MSNBC.com Pits 'Science Guy' Nye Against Republican Congresswoman
MSNBC.com has drawn a line in the sand regarding where it stands on the “consensus” of man-made climate change. Following Bill Nye’s appearance on Sunday’s Meet the Press, MSNBC.com’s Ned Resnikoff continued to peddle the liberal line on climate change and conveniently dismissed any skepticism of human involvement on the issue.
Just yesterday, David Gregory, moderator of Meet the Press, used the term “consensus” six times when objecting to Rep. Marsha Blackburn’s (R-Tenn.) hesitation on whether or not the federal government should spend billions of dollars on climate change related programs. Resnikoff must have gotten Gregory’s memo as he ran a website article nearly mirroring Gregory’s liberal talking points on climate change, including using the “consensus” phrase.
Resnikoff began by hyping how:
This was Nye’s second high-profile jousting match with a dissenter against the scientific community. Earlier this month, the former host of children’s television show Bill Nye the Science Guy debated the Biblical creation story with Creation Museum founder Ken Ham.
In both cases, Nye attempted to act as an ambassador on behalf of the scientific method, explaining how the preponderance of evidence leads one to a particular conclusion. And in both cases, his interlocutor fought him to a standstill by conjuring up the appearance of ambiguity.

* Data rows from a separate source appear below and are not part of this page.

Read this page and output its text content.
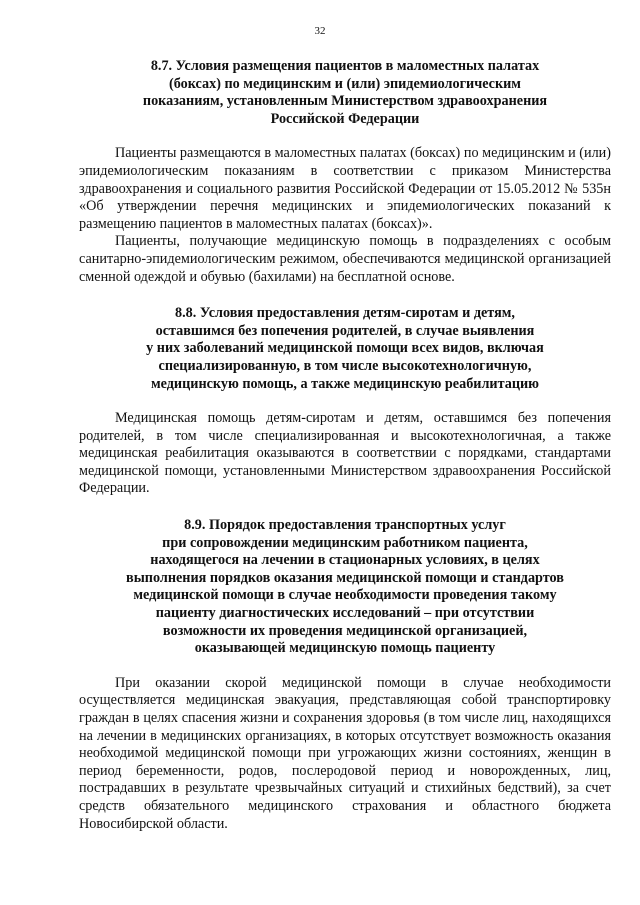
32
8.7. Условия размещения пациентов в маломестных палатах
(боксах) по медицинским и (или) эпидемиологическим
показаниям, установленным Министерством здравоохранения
Российской Федерации

Пациенты размещаются в маломестных палатах (боксах) по медицинским и (или) эпидемиологическим показаниям в соответствии с приказом Министерства здравоохранения и социального развития Российской Федерации от 15.05.2012 № 535н «Об утверждении перечня медицинских и эпидемиологических показаний к размещению пациентов в маломестных палатах (боксах)».

Пациенты, получающие медицинскую помощь в подразделениях с особым санитарно-эпидемиологическим режимом, обеспечиваются медицинской организацией сменной одеждой и обувью (бахилами) на бесплатной основе.

8.8. Условия предоставления детям-сиротам и детям,
оставшимся без попечения родителей, в случае выявления
у них заболеваний медицинской помощи всех видов, включая
специализированную, в том числе высокотехнологичную,
медицинскую помощь, а также медицинскую реабилитацию

Медицинская помощь детям-сиротам и детям, оставшимся без попечения родителей, в том числе специализированная и высокотехнологичная, а также медицинская реабилитация оказываются в соответствии с порядками, стандартами медицинской помощи, установленными Министерством здравоохранения Российской Федерации.

8.9. Порядок предоставления транспортных услуг
при сопровождении медицинским работником пациента,
находящегося на лечении в стационарных условиях, в целях
выполнения порядков оказания медицинской помощи и стандартов
медицинской помощи в случае необходимости проведения такому
пациенту диагностических исследований – при отсутствии
возможности их проведения медицинской организацией,
оказывающей медицинскую помощь пациенту

При оказании скорой медицинской помощи в случае необходимости осуществляется медицинская эвакуация, представляющая собой транспортировку граждан в целях спасения жизни и сохранения здоровья (в том числе лиц, находящихся на лечении в медицинских организациях, в которых отсутствует возможность оказания необходимой медицинской помощи при угрожающих жизни состояниях, женщин в период беременности, родов, послеродовой период и новорожденных, лиц, пострадавших в результате чрезвычайных ситуаций и стихийных бедствий), за счет средств обязательного медицинского страхования и областного бюджета Новосибирской области.
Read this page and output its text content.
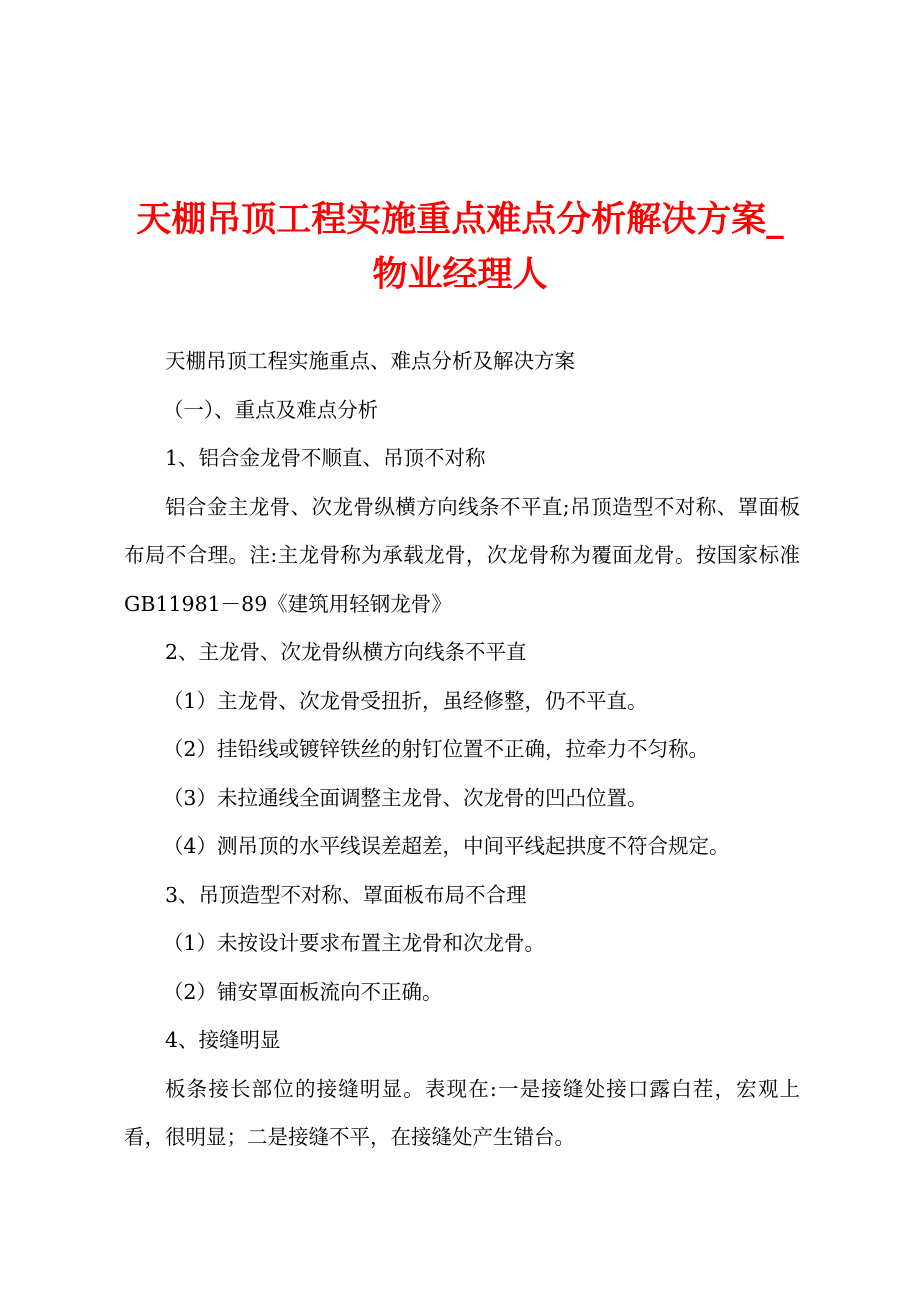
天棚吊顶工程实施重点难点分析解决方案_物业经理人

天棚吊顶工程实施重点、难点分析及解决方案

（一）、重点及难点分析

1、铝合金龙骨不顺直、吊顶不对称

铝合金主龙骨、次龙骨纵横方向线条不平直;吊顶造型不对称、罩面板布局不合理。注:主龙骨称为承载龙骨，次龙骨称为覆面龙骨。按国家标准GB11981－89《建筑用轻钢龙骨》

2、主龙骨、次龙骨纵横方向线条不平直

（1）主龙骨、次龙骨受扭折，虽经修整，仍不平直。

（2）挂铅线或镀锌铁丝的射钉位置不正确，拉牵力不匀称。

（3）未拉通线全面调整主龙骨、次龙骨的凹凸位置。

（4）测吊顶的水平线误差超差，中间平线起拱度不符合规定。

3、吊顶造型不对称、罩面板布局不合理

（1）未按设计要求布置主龙骨和次龙骨。

（2）铺安罩面板流向不正确。

4、接缝明显

板条接长部位的接缝明显。表现在:一是接缝处接口露白茬，宏观上看，很明显；二是接缝不平，在接缝处产生错台。
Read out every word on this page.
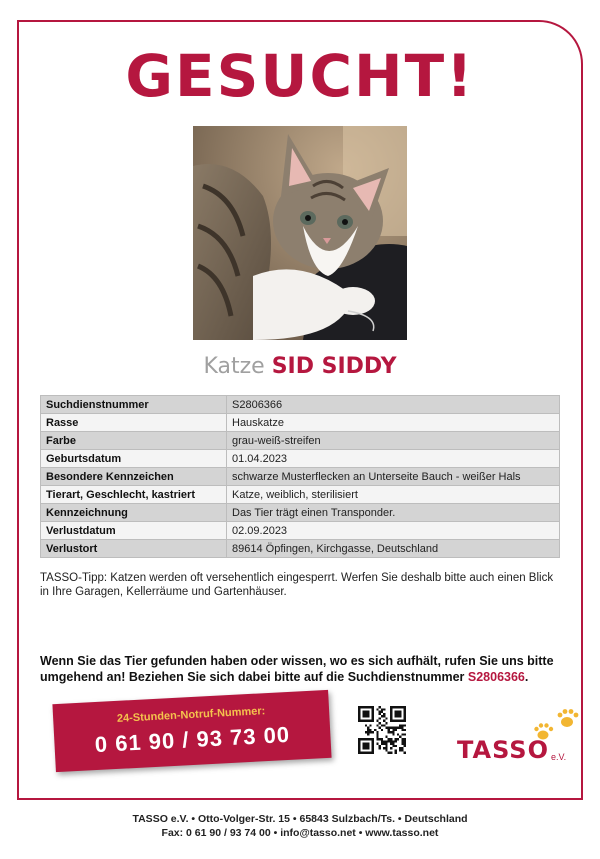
GESUCHT!
Katze SID SIDDY
Suchdienstnummer	S2806366
Rasse	Hauskatze
Farbe	grau-weiß-streifen
Geburtsdatum	01.04.2023
Besondere Kennzeichen	schwarze Musterflecken an Unterseite Bauch - weißer Hals
Tierart, Geschlecht, kastriert	Katze, weiblich, sterilisiert
Kennzeichnung	Das Tier trägt einen Transponder.
Verlustdatum	02.09.2023
Verlustort	89614 Öpfingen, Kirchgasse, Deutschland

TASSO-Tipp: Katzen werden oft versehentlich eingesperrt. Werfen Sie deshalb bitte auch einen Blick in Ihre Garagen, Kellerräume und Gartenhäuser.

Wenn Sie das Tier gefunden haben oder wissen, wo es sich aufhält, rufen Sie uns bitte umgehend an! Beziehen Sie sich dabei bitte auf die Suchdienstnummer S2806366.

24-Stunden-Notruf-Nummer:
0 61 90 / 93 73 00	TASSO e.V.
TASSO e.V. • Otto-Volger-Str. 15 • 65843 Sulzbach/Ts. • Deutschland
Fax: 0 61 90 / 93 74 00 • info@tasso.net • www.tasso.net
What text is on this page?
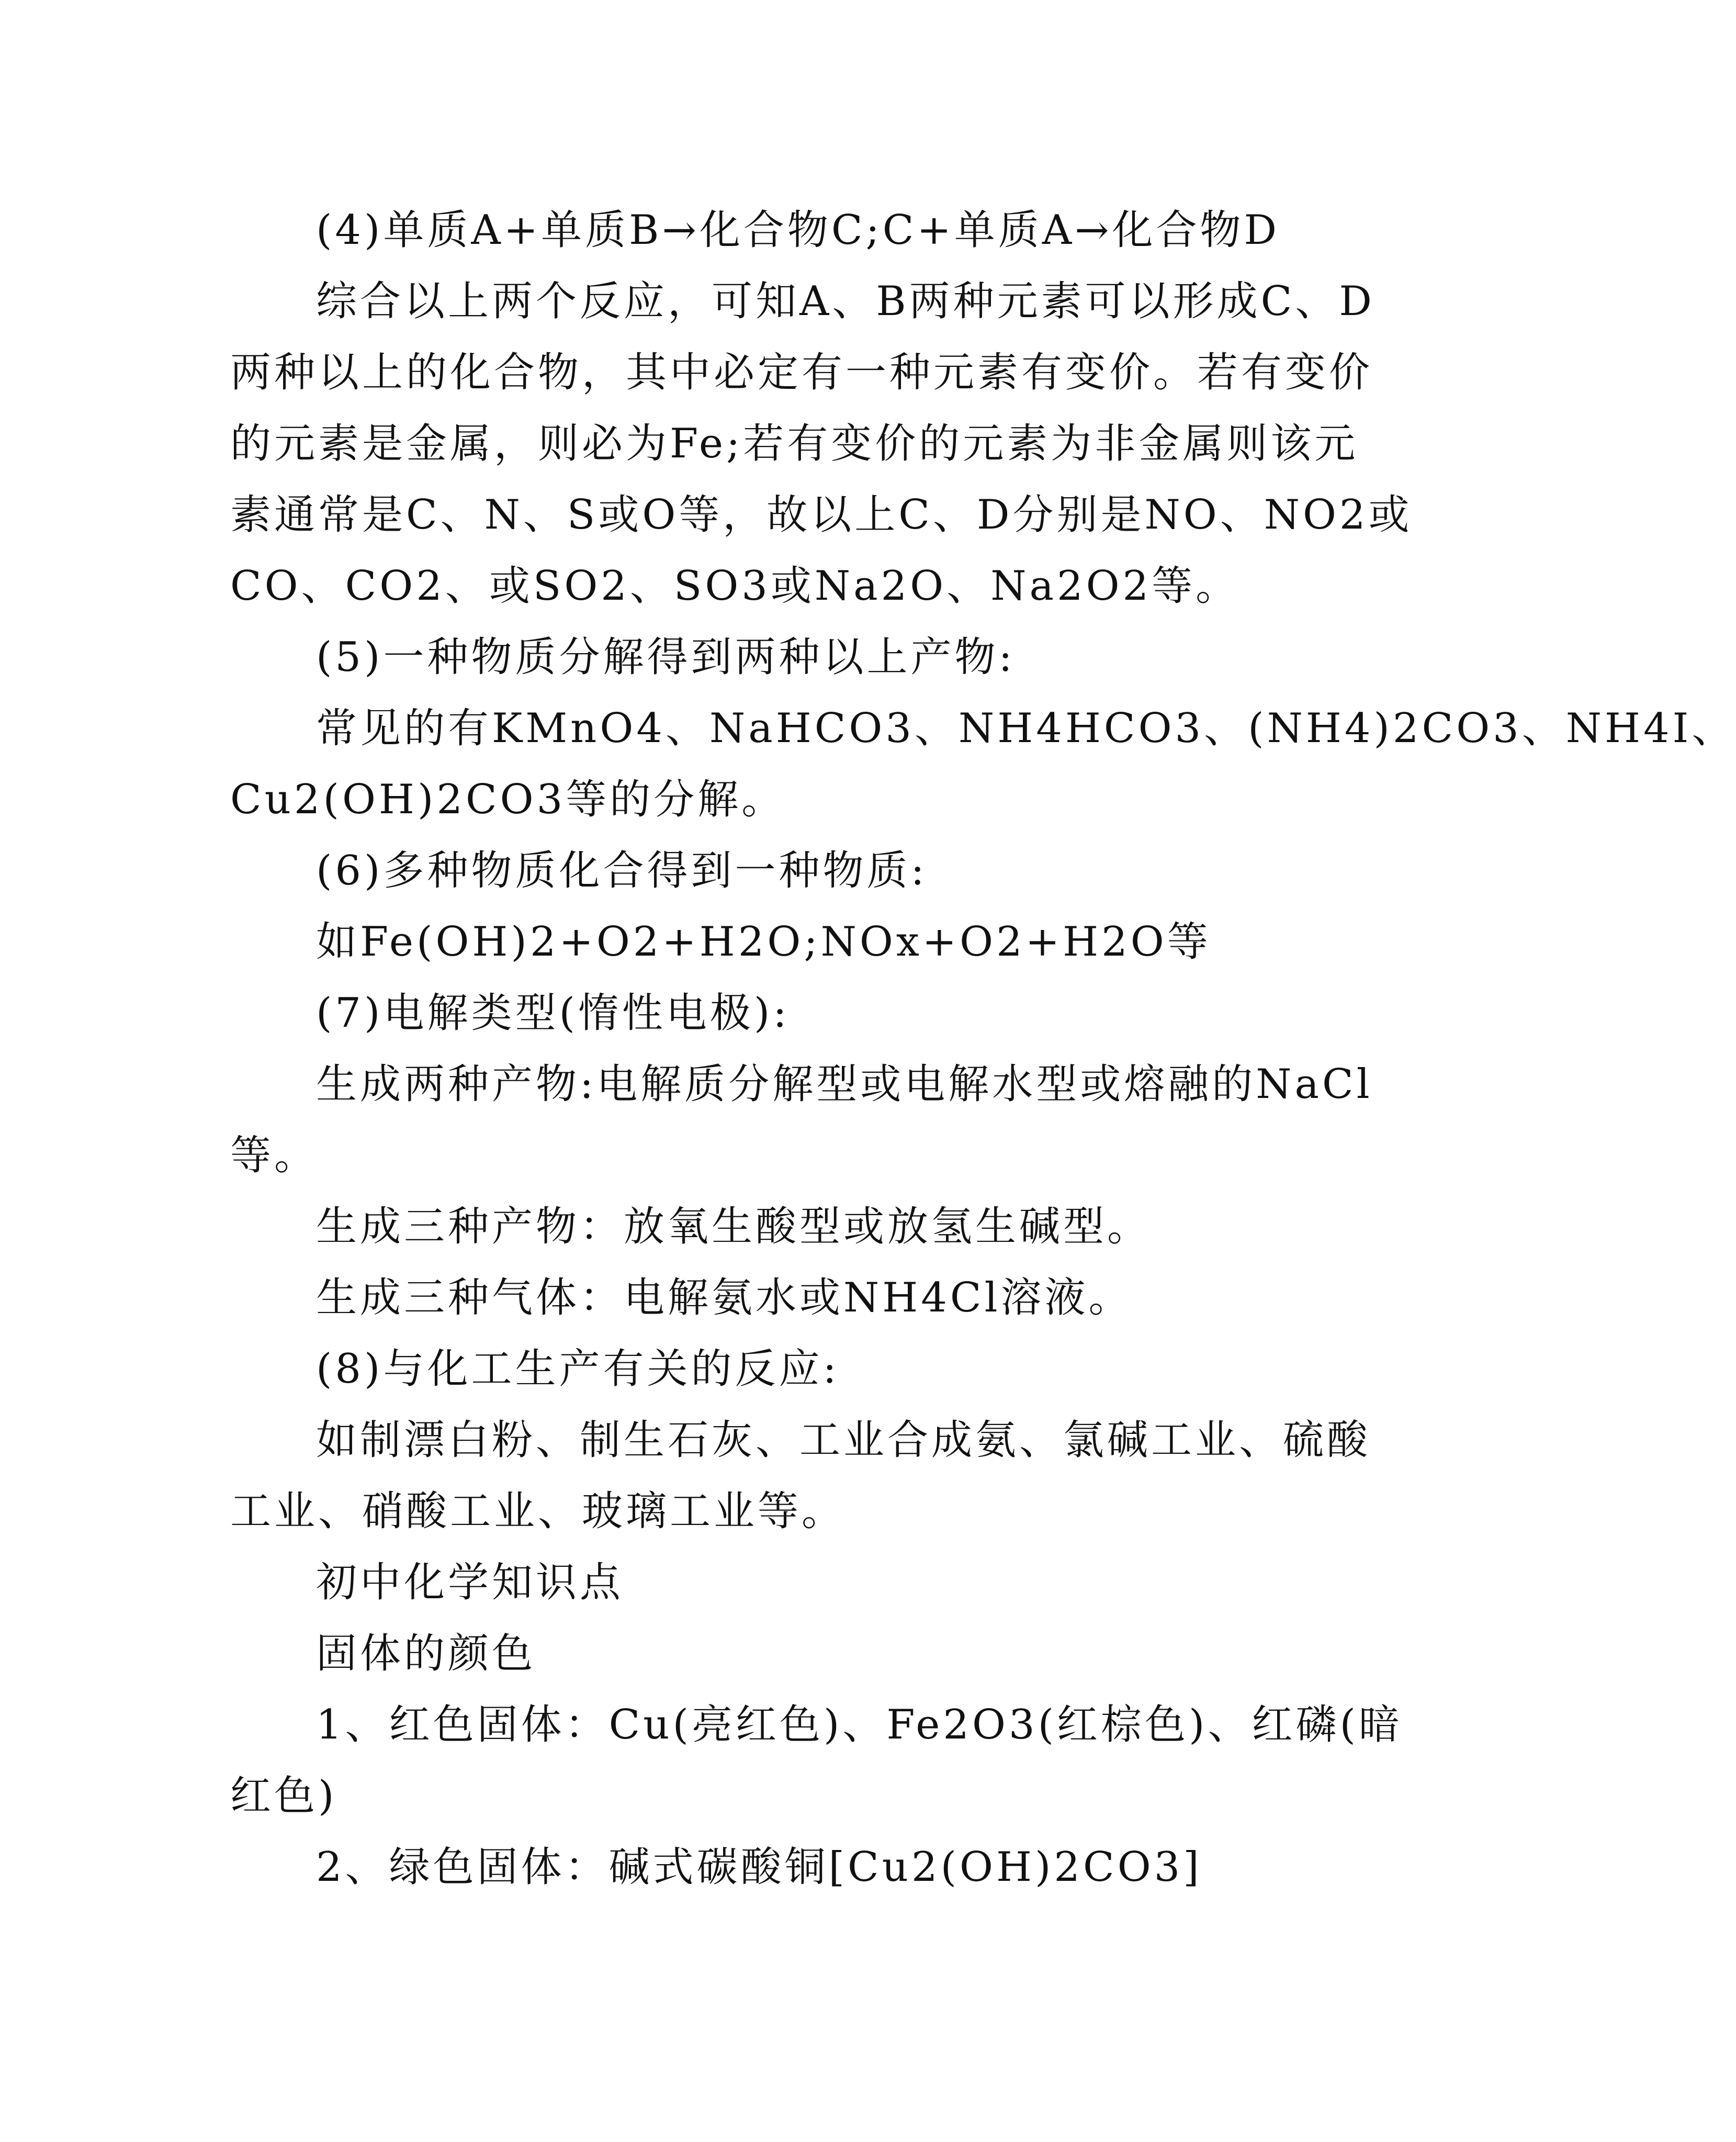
(4)单质A+单质B→化合物C;C+单质A→化合物D

综合以上两个反应，可知A、B两种元素可以形成C、D

两种以上的化合物，其中必定有一种元素有变价。若有变价

的元素是金属，则必为Fe;若有变价的元素为非金属则该元

素通常是C、N、S或O等，故以上C、D分别是NO、NO2或

CO、CO2、或SO2、SO3或Na2O、Na2O2等。

(5)一种物质分解得到两种以上产物:

常见的有KMnO4、NaHCO3、NH4HCO3、(NH4)2CO3、NH4I、

Cu2(OH)2CO3等的分解。

(6)多种物质化合得到一种物质:

如Fe(OH)2+O2+H2O;NOx+O2+H2O等

(7)电解类型(惰性电极):

生成两种产物:电解质分解型或电解水型或熔融的NaCl

等。

生成三种产物：放氧生酸型或放氢生碱型。

生成三种气体：电解氨水或NH4Cl溶液。

(8)与化工生产有关的反应:

如制漂白粉、制生石灰、工业合成氨、氯碱工业、硫酸

工业、硝酸工业、玻璃工业等。

初中化学知识点

固体的颜色

1、红色固体：Cu(亮红色)、Fe2O3(红棕色)、红磷(暗

红色)

2、绿色固体：碱式碳酸铜[Cu2(OH)2CO3]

Resnikoff then cited the misleading statistic that “The scientific consensus on climate change is accepted by 97 percent of climate scientists” without pointing out the flawed methodology used to obtain the number. He continued to dismiss Ms. Blackburn’s objection to the climate change “consensus” instead choosing to minimize her arguments once more:
Although the arguments marshalled in the Meet the Press debate were structurally similar to those used at the Creation Museum, the stakes differed considerably. The threat of natural selection is largely philosophical: It calls Biblical literalism into doubt and undermines the argument that humans are somehow distinct from the rest of the animal kingdom.
But the threat of climate change is corporeal. If left unchecked, rising global temperatures could lead to unpredictable extreme weather events, mass famine, pandemics, political instability, and resource wars.
Resnikoff then continued to repeat Nye’s Meet the Press arguments that “mitigating climate change means attempting to “do everything all at once,” not dwelling on whether that will put a slight dent in the energy industry’s profit margins. The piece concluded with Resnikoff using Nye to dismiss climate “denialism” because “The more we mess around with this denial, the less we’re going to get done.”